“When starting a new crop, farmers have to ditch and groove their fields. It takes farmers several days or a whole week. I decided to create a ditching machine to save the labor and time,” Phuoc said.
Phuoc found the components and accessories for his machine at scrap shops and then welded, lathed and assembled the components at the small workshop of his friend.
When Phuoc put the machine into trial at a field for the first time, the machine could run for 15 minutes only and stopped: straw stuck on the drill.
After a lot of sleepless nights, Phuoc found a solution to the problem. He decided to install a water supply unit on the machine.
“The unit can take water directly from fields and spray into the drill. Thanks to this, the soil clung on to the drill will drift away, so it cannot cause congestion,” he explained.
Phuoc’s ditching machine has a simple structure. The body of the machine is just like a tractor, the tail assembly is attached to a soil excavation unit which has a drill bit in the middle, two mud ejecting tubes on the two sides and an auxiliary water pumping tank.
When the machine operates, the drill works as an excavator which digs the earth and rolls the soil inwards. The water and mud will shoot out. In case the water level in the field is not enough for the engine to operate, the auxiliary water tank will provide water to maintain the operation.
The special characteristic of Phuoc’s ditching machine is that it is an unmanned machine.

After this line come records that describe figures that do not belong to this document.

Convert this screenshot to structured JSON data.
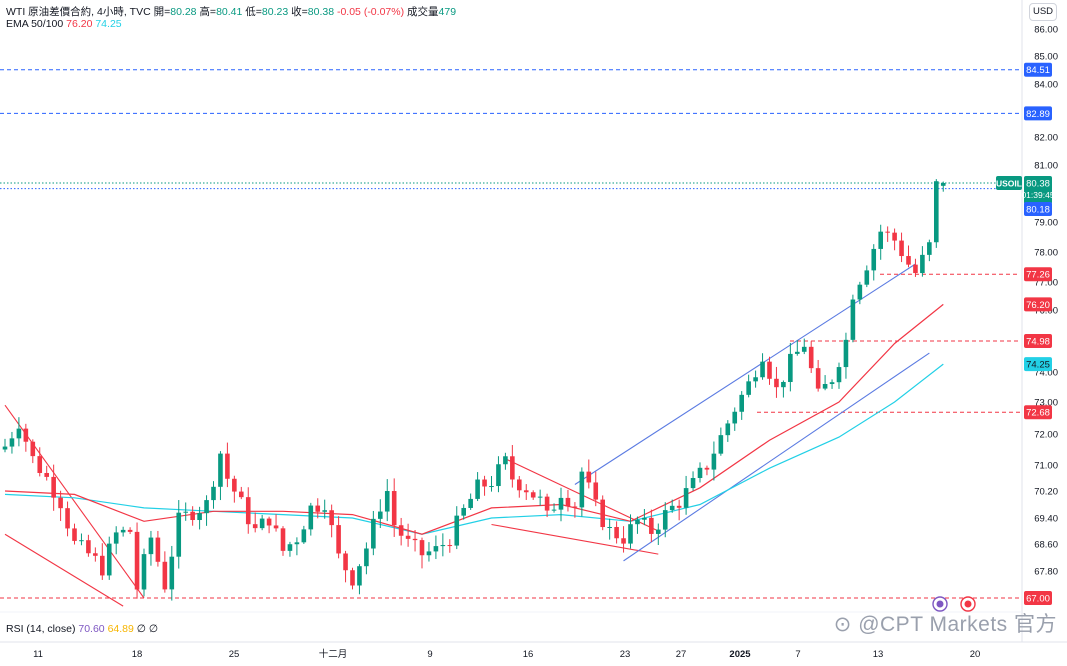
{
  "header": {
    "symbol_line": "WTI 原油差價合約, 4小時, TVC",
    "open_label": "開=",
    "open": "80.28",
    "high_label": "高=",
    "high": "80.41",
    "low_label": "低=",
    "low": "80.23",
    "close_label": "收=",
    "close": "80.38",
    "change": "-0.05 (-0.07%)",
    "volume_label": "成交量",
    "volume": "479",
    "ema_label": "EMA 50/100",
    "ema50": "76.20",
    "ema100": "74.25",
    "rsi_label": "RSI (14, close)",
    "rsi": "70.60",
    "rsi_ma": "64.89",
    "rsi_extra1": "∅",
    "rsi_extra2": "∅"
  },
  "currency_button": "USD",
  "watermark": "@CPT Markets 官方",
  "colors": {
    "up": "#089981",
    "down": "#f23645",
    "ema50": "#f23645",
    "ema100": "#22d0e6",
    "trendline_blue": "#5b7be2",
    "trendline_red": "#f23645",
    "level_blue": "#2962ff",
    "level_red": "#f23645"
  },
  "chart_data": {
    "type": "candlestick",
    "title": "WTI 原油差價合約, 4小時, TVC",
    "x_tick_labels": [
      "11",
      "18",
      "25",
      "十二月",
      "9",
      "16",
      "23",
      "27",
      "2025",
      "7",
      "13",
      "20"
    ],
    "y_tick_labels": [
      "86.00",
      "85.00",
      "84.00",
      "82.00",
      "81.00",
      "79.00",
      "78.00",
      "77.00",
      "76.00",
      "74.00",
      "73.00",
      "72.00",
      "71.00",
      "70.20",
      "69.40",
      "68.60",
      "67.80"
    ],
    "price_badges": [
      {
        "label": "84.51",
        "kind": "blue"
      },
      {
        "label": "82.89",
        "kind": "blue"
      },
      {
        "label": "80.38",
        "kind": "current",
        "symbol": "USOIL",
        "countdown": "01:39:45"
      },
      {
        "label": "80.18",
        "kind": "blue"
      },
      {
        "label": "77.26",
        "kind": "red"
      },
      {
        "label": "76.20",
        "kind": "ema50"
      },
      {
        "label": "74.98",
        "kind": "red"
      },
      {
        "label": "74.25",
        "kind": "ema100"
      },
      {
        "label": "72.68",
        "kind": "red"
      },
      {
        "label": "67.00",
        "kind": "red"
      }
    ],
    "horizontal_levels": [
      {
        "value": 84.51,
        "color": "blue",
        "style": "dashed"
      },
      {
        "value": 82.89,
        "color": "blue",
        "style": "dashed"
      },
      {
        "value": 80.18,
        "color": "blue",
        "style": "dotted"
      },
      {
        "value": 77.26,
        "color": "red",
        "style": "dashed"
      },
      {
        "value": 74.98,
        "color": "red",
        "style": "dashed"
      },
      {
        "value": 72.68,
        "color": "red",
        "style": "dashed"
      },
      {
        "value": 67.0,
        "color": "red",
        "style": "dashed"
      }
    ],
    "price_path": [
      [
        0,
        71.6
      ],
      [
        2,
        72.4
      ],
      [
        4,
        71.2
      ],
      [
        6,
        70.6
      ],
      [
        8,
        69.9
      ],
      [
        10,
        68.6
      ],
      [
        12,
        68.3
      ],
      [
        14,
        67.9
      ],
      [
        16,
        68.9
      ],
      [
        18,
        69.0
      ],
      [
        19,
        67.3
      ],
      [
        21,
        68.8
      ],
      [
        23,
        67.4
      ],
      [
        25,
        69.3
      ],
      [
        27,
        69.6
      ],
      [
        29,
        69.8
      ],
      [
        31,
        71.4
      ],
      [
        32,
        70.6
      ],
      [
        34,
        69.8
      ],
      [
        36,
        69.0
      ],
      [
        38,
        69.4
      ],
      [
        40,
        68.4
      ],
      [
        42,
        68.8
      ],
      [
        44,
        69.7
      ],
      [
        46,
        69.9
      ],
      [
        48,
        68.2
      ],
      [
        50,
        67.6
      ],
      [
        52,
        68.5
      ],
      [
        54,
        69.8
      ],
      [
        55,
        70.2
      ],
      [
        56,
        69.2
      ],
      [
        58,
        68.6
      ],
      [
        60,
        68.3
      ],
      [
        62,
        68.4
      ],
      [
        64,
        68.8
      ],
      [
        66,
        69.6
      ],
      [
        68,
        70.3
      ],
      [
        70,
        70.5
      ],
      [
        72,
        71.1
      ],
      [
        73,
        70.6
      ],
      [
        75,
        70.3
      ],
      [
        77,
        69.9
      ],
      [
        78,
        69.4
      ],
      [
        80,
        70.2
      ],
      [
        82,
        69.8
      ],
      [
        83,
        70.8
      ],
      [
        85,
        69.7
      ],
      [
        87,
        69.0
      ],
      [
        89,
        68.8
      ],
      [
        91,
        69.3
      ],
      [
        93,
        69.0
      ],
      [
        95,
        69.5
      ],
      [
        97,
        69.9
      ],
      [
        99,
        70.4
      ],
      [
        101,
        71.0
      ],
      [
        103,
        71.9
      ],
      [
        105,
        72.8
      ],
      [
        107,
        73.6
      ],
      [
        109,
        74.6
      ],
      [
        111,
        73.4
      ],
      [
        113,
        74.3
      ],
      [
        115,
        74.9
      ],
      [
        117,
        73.2
      ],
      [
        119,
        73.8
      ],
      [
        121,
        75.0
      ],
      [
        122,
        76.6
      ],
      [
        124,
        77.6
      ],
      [
        126,
        78.7
      ],
      [
        128,
        78.4
      ],
      [
        130,
        77.6
      ],
      [
        131,
        77.3
      ],
      [
        133,
        78.2
      ],
      [
        134,
        80.3
      ],
      [
        135,
        80.38
      ]
    ],
    "ema50_path": [
      [
        0,
        70.2
      ],
      [
        10,
        70.1
      ],
      [
        20,
        69.3
      ],
      [
        30,
        69.6
      ],
      [
        40,
        69.6
      ],
      [
        50,
        69.5
      ],
      [
        60,
        68.9
      ],
      [
        70,
        69.7
      ],
      [
        80,
        69.8
      ],
      [
        90,
        69.3
      ],
      [
        100,
        70.3
      ],
      [
        110,
        71.8
      ],
      [
        120,
        73.0
      ],
      [
        128,
        74.9
      ],
      [
        135,
        76.2
      ]
    ],
    "ema100_path": [
      [
        0,
        70.1
      ],
      [
        10,
        70.0
      ],
      [
        20,
        69.7
      ],
      [
        30,
        69.6
      ],
      [
        40,
        69.5
      ],
      [
        50,
        69.4
      ],
      [
        60,
        68.9
      ],
      [
        70,
        69.4
      ],
      [
        80,
        69.5
      ],
      [
        90,
        69.3
      ],
      [
        100,
        69.8
      ],
      [
        110,
        70.9
      ],
      [
        120,
        71.9
      ],
      [
        128,
        73.0
      ],
      [
        135,
        74.25
      ]
    ],
    "trendlines": [
      {
        "color": "red",
        "from": [
          0,
          72.9
        ],
        "to": [
          20,
          67.0
        ]
      },
      {
        "color": "red",
        "from": [
          0,
          68.9
        ],
        "to": [
          17,
          66.7
        ]
      },
      {
        "color": "red",
        "from": [
          72,
          71.2
        ],
        "to": [
          94,
          69.0
        ]
      },
      {
        "color": "red",
        "from": [
          70,
          69.2
        ],
        "to": [
          94,
          68.3
        ]
      },
      {
        "color": "blue",
        "from": [
          89,
          68.1
        ],
        "to": [
          133,
          74.6
        ]
      },
      {
        "color": "blue",
        "from": [
          82,
          70.4
        ],
        "to": [
          131,
          77.6
        ]
      }
    ],
    "grid": true,
    "legend": "top-left"
  }
}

There is a wheel in the middle which acts as the navigation unit and determines the way the machine will go.
Mai Tan Tien, director of Tan Tien Cooperative in Dong Thap province, said: “It always took much time and effort to dig a ditch in the past. But the machine has helped ease the work. It takes only several days to work on hundreds of cong of land (one ‘cong’ is equal to 1,000 square meters).”
Phuoc’s machine can dig more than 1,000 square meters of land per hour, equal to work done manually by 30-40 workers, which halves the ditching cost.